I have been crying non stop, taking herbal anxiety meds and just bascially feeling sick to my stomach.....if anyone could offer me advice I sure would appreciate it......


----------



## draconis (Oct 3, 2007)

I see two issues here the first is control. You have always been in control of the relationship and threated out when you wanted it making him prove he would work at it and proving to you that he loves you. It is hard for you to lose that control and you feel insecure about it.

The second issue is communications. The two of you lack communication.

I.) Communication~ An Open line of communication can build a great relationship, keep it moving or repair it when there is damage to it. In my view there is nothing more important then being able to talk to your partner about every thing. By communicating I know my wife what she wants and what she expects. The lack of communication almost lost a great thing. The ability to communicate not only saved it but strengthened us.

A.) Listen~ A part of communication has to be the ability to listen. No one wants to spill their heart out if the other person isn’t listening or just paying lip service.

1.) Boundaries~ Listen to what your partner thinks as far as limits. Is hugging okay, how about dancing with someone else? Knowing where your boundaries are can keep you from having to repair a relationship.

B.) Acceptance~ You have to be able to accept what you are being told from your partner. Saying you do doesn’t help if you can’t or refuse to use the information.

C.) Sharing~ You must be willing to share the good and the bad of the day or even your dreams to communicate well.

D.) Conflict Resolution~ Use communication to solve your problems. Most arguments are not because people disagree but rather they can’t or will not compromise or they can’t understand what the other wants. Arguing is the worst form of talking because things not meant to be said are out of anger and most arguments would not happen if there was good communication.

http://talkaboutmarriage.com/general-relationship-discussion/322-relationship-thesis.html

draconis


----------



## SageMother (Jun 28, 2007)

There hasn't been enough time for you to adjust to the changes. I suggest you avoid thinking about when, and get on with the "how" part of your newly found direction.

Ether one of you could have called it quits in the past so nothing has actually changed in that arena. Focusing on those moments when things are going well is your best innoculation against the anxiety you are starting to build.

There will never be any guarantees, so it's best that you prepare as much as one can, for the uncertain future.

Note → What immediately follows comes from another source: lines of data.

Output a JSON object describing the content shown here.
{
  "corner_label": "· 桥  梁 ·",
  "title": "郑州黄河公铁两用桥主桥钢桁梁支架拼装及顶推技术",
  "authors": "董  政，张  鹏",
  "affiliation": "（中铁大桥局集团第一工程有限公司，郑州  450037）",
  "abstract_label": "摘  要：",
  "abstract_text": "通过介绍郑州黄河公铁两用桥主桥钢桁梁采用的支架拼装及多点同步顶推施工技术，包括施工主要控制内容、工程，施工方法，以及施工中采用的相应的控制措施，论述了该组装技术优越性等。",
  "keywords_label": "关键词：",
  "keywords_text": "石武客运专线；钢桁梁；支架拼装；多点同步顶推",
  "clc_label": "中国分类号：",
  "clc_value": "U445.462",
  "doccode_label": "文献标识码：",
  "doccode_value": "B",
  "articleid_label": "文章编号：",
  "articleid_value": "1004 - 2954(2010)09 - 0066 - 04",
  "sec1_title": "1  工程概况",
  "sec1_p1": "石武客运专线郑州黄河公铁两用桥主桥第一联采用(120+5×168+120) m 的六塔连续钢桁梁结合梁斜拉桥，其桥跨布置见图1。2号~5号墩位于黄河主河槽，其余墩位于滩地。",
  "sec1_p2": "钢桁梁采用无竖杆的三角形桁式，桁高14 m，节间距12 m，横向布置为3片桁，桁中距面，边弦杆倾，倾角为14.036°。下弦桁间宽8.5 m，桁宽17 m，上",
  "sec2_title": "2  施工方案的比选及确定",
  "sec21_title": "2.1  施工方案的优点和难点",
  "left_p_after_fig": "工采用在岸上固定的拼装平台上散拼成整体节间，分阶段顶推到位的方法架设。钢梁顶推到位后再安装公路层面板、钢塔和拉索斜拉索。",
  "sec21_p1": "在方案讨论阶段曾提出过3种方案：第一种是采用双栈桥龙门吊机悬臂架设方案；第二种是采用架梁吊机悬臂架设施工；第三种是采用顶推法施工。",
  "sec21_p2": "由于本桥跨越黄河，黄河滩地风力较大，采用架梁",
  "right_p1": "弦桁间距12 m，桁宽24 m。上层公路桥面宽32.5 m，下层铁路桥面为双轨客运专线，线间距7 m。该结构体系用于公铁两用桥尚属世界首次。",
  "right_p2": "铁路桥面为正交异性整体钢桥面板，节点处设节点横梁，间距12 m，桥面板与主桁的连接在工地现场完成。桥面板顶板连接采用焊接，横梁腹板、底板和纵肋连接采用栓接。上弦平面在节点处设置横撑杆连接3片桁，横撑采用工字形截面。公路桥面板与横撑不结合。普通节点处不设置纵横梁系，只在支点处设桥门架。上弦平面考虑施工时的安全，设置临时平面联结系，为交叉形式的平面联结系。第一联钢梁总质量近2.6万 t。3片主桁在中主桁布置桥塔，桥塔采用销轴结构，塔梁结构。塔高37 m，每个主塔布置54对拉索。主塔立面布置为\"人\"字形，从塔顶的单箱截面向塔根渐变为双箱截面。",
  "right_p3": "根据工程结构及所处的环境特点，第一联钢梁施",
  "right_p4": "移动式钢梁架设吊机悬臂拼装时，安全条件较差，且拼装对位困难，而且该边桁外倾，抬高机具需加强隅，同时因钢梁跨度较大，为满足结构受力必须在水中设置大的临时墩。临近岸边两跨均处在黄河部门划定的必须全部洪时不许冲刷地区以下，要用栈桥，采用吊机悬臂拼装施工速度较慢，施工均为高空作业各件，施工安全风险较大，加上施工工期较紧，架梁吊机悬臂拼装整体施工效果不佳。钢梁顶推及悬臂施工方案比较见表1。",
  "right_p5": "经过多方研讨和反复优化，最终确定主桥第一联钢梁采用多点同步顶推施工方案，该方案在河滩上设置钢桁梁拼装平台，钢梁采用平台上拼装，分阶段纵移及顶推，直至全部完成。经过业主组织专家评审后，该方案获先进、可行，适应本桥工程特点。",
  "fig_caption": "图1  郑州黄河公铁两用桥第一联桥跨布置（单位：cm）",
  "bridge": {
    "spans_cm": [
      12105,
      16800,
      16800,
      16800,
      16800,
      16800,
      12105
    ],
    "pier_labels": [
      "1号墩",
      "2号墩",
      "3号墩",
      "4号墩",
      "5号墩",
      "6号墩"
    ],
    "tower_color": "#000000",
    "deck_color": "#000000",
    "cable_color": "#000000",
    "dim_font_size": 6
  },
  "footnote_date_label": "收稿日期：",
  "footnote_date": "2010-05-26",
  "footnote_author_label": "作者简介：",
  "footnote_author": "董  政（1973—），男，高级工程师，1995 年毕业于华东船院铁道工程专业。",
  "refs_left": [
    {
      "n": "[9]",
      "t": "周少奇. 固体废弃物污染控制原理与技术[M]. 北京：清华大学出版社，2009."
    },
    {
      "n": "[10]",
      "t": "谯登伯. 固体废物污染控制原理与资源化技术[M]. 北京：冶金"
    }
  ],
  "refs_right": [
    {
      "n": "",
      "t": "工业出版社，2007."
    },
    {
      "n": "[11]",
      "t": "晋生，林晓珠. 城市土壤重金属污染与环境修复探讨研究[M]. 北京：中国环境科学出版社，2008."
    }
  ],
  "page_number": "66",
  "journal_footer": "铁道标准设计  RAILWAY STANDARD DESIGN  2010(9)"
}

This should ease your anxiety and free you to enjoy each moment as it comes.


----------



## lillylove (Nov 21, 2007)

everything you said is true, I need to focus on the now and that not what if.....as you said there is no guarantee that this will all work out, I guess I just have to have some faith and move forward, express to my husband just how much he means to me and hope for the best.

thanks for taking the time to reply, I appreciate it


----------



## Tag (Dec 1, 2007)

Live for today and not for tomorrow. If you take it easy with the present and be cool, you'll do ok. Too much unwanted stress can really ruin your just improved relationship. You dont want that to screw it up again.


----------